Rather than just repeat the arguments I've made repeatedly about the critical need for health-care reform in this country, and to include the tens of millions who are currently without health insurance (and sounding like a Democrat to some of you), let's get theological. Republicans, of course, have also used reconciliation before to pass measures they wanted-like the Bush tax cuts. So, let's look at that theologically.
First, the tax cuts that George Bush pushed through Congress overwhelmingly benefited the richest people in America-virtually all analysts agree with that fact. But many Americans haven't really calculated that the cost of those tax cuts for the rich was literally double what health-care reform is projected to cost. Double. Yet, there was not even a mention from Republicans, then or now, about the fiscal cost of such enormous tax cuts for the wealthiest people in America. And now they are doing everything they can to stoke public outrage about the cost of health-care reform (even though the Congressional Budget Office says the President's proposal will likely reduce the deficit by $100 billion over the next decade). How does that square with the biblical emphasis on the priority of the poor? There is simply no way to justify the habitual behavior of the current Republican party's clear preference for the rich over everybody else. Probably my best friend in the Congress was Republican Senator Mark Hatfield. The current Republican Party is a very different one than it was in Hatfield's time. I know he would not have liked the "theology" of his party today.

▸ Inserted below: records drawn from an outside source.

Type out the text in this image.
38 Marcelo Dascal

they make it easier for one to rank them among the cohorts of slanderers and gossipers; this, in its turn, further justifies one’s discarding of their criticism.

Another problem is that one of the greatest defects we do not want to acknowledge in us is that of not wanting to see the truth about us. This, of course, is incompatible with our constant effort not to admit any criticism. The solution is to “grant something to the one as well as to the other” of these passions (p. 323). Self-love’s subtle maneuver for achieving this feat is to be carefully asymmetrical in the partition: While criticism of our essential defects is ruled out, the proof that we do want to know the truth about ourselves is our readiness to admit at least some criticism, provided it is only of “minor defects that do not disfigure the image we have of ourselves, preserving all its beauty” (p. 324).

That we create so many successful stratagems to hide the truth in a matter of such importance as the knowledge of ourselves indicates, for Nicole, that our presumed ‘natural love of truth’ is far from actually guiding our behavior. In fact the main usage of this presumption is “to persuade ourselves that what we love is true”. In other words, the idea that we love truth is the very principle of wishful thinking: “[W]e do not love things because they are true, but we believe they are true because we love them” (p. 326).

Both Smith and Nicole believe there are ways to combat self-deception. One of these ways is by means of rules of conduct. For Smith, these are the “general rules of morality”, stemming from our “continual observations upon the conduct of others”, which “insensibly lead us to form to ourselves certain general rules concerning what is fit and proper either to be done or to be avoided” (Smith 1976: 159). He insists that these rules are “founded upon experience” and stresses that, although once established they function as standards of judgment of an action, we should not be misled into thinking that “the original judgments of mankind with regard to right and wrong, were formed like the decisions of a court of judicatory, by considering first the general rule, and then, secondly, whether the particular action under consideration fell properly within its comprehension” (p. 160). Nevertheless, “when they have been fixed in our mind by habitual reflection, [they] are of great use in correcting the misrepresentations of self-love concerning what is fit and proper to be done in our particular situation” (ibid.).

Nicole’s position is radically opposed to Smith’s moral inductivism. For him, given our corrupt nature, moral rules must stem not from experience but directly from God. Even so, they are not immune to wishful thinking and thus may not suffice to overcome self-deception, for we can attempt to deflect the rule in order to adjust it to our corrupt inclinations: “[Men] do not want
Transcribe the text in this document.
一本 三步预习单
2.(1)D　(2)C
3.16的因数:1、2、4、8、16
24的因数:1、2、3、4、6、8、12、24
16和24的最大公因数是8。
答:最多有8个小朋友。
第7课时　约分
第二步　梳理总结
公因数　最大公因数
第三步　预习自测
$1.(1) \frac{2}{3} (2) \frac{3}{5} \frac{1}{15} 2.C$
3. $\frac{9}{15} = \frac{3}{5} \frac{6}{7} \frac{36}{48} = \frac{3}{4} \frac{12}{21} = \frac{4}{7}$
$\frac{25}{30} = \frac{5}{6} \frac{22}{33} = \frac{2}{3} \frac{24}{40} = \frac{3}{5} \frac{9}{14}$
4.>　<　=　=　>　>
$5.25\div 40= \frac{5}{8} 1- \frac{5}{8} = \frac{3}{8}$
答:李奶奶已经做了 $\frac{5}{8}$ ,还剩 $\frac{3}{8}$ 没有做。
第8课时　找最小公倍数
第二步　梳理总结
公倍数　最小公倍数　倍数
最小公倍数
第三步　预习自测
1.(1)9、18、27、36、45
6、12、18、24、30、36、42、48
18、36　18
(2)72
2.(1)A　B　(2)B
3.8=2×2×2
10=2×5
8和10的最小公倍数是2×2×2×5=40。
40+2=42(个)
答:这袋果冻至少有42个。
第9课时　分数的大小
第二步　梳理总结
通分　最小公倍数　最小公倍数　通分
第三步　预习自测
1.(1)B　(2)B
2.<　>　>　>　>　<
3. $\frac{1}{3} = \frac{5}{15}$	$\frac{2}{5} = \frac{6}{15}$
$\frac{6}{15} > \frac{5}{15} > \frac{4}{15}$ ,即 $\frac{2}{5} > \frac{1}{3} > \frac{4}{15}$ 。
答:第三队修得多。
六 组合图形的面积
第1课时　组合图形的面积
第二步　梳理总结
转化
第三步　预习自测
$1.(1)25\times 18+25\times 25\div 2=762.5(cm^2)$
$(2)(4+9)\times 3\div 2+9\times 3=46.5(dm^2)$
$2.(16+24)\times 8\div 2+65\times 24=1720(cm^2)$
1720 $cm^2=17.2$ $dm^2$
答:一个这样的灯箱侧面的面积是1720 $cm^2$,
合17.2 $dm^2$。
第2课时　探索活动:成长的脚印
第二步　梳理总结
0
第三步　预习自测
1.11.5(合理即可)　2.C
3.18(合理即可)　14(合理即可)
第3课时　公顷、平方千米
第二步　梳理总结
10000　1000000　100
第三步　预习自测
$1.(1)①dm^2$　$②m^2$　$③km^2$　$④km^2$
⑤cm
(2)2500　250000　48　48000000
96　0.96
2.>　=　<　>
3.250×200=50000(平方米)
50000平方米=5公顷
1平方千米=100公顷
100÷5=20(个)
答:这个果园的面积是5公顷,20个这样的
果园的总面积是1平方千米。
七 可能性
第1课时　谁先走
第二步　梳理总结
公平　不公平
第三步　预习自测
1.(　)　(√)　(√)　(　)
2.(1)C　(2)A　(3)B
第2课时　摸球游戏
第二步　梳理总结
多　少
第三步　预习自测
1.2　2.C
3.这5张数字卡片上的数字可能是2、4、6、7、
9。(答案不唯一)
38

Second, the largest single government discretionary expense is for the military, for fighting wars. Military spending is also, historically, the most wasteful form of government spending with cost overruns, fiscal abuse, political corruption, and shameful pork barrel interests all part of standard operating procedures. So why is there a continual refusal from Republicans to apply their concerns about waste, fraud, and abuse about government expenditures to those expenditures? How does that square with the biblical call to peacemaking and the Christian doctrine that is, at least, suspicious of war as the answer to the problems of human conflict, which should either be outright rejected or very reluctantly accepted as an absolute last resort? There is simply no possible biblical mandate for giving the military a blank check as the current Republicans almost always do now. Again, this would have been bad theology for the evangelical Mark Hatfield, who courageously opposed the war in Vietnam.
This morning, I thankfully boarded a train from Los Angeles to San Diego to finish the last leg of my book tour. In the train station were mostly low- to moderate-income people-who travel a lot by train. As I looked into their faces, it struck me that the current Republican Party is mostly against spending government money that would benefit them, but it has no problem running up enormous deficits when the money is going to the rich or to war. And that is simply not a tenable theological position from a biblical point of view.
Certainly, there are different and legitimate points of view among Christians and others about how best to fix the broken health-care system, and there is no theological mandate supporting only one set of policy options. But the Republican alternative ideas for health-care reform would cover only 3 million more people, unlike the President's plan which covers ten times that many-30 million people. Again, how is that justifiable from a Christian perspective?
Of course, the Democratic proposals fall far short of what a genuine and comprehensive reform of our very broken health care system would look like-much shorter than their term "less than perfect." Their current proposals are, at best, "less bad" than the Republicans', because they are also in bed with wealthy and powerful special interests.
But the Republicans are not being truthful here. They are not really against government spending and for fiscal responsibility. They simply think the government should in its tax, spending, and regulatory policies do all it can to benefit the rich over low- and middle-income people, and to uncritically support the business of war. Again, there is just no way to theologically defend that commitment. Sorry. I am making that as a theological statement and not just as a politically partisan one. Anyone care to provide a theological foundation for the Republican policy preferences for the rich and for war? I would really like to see it.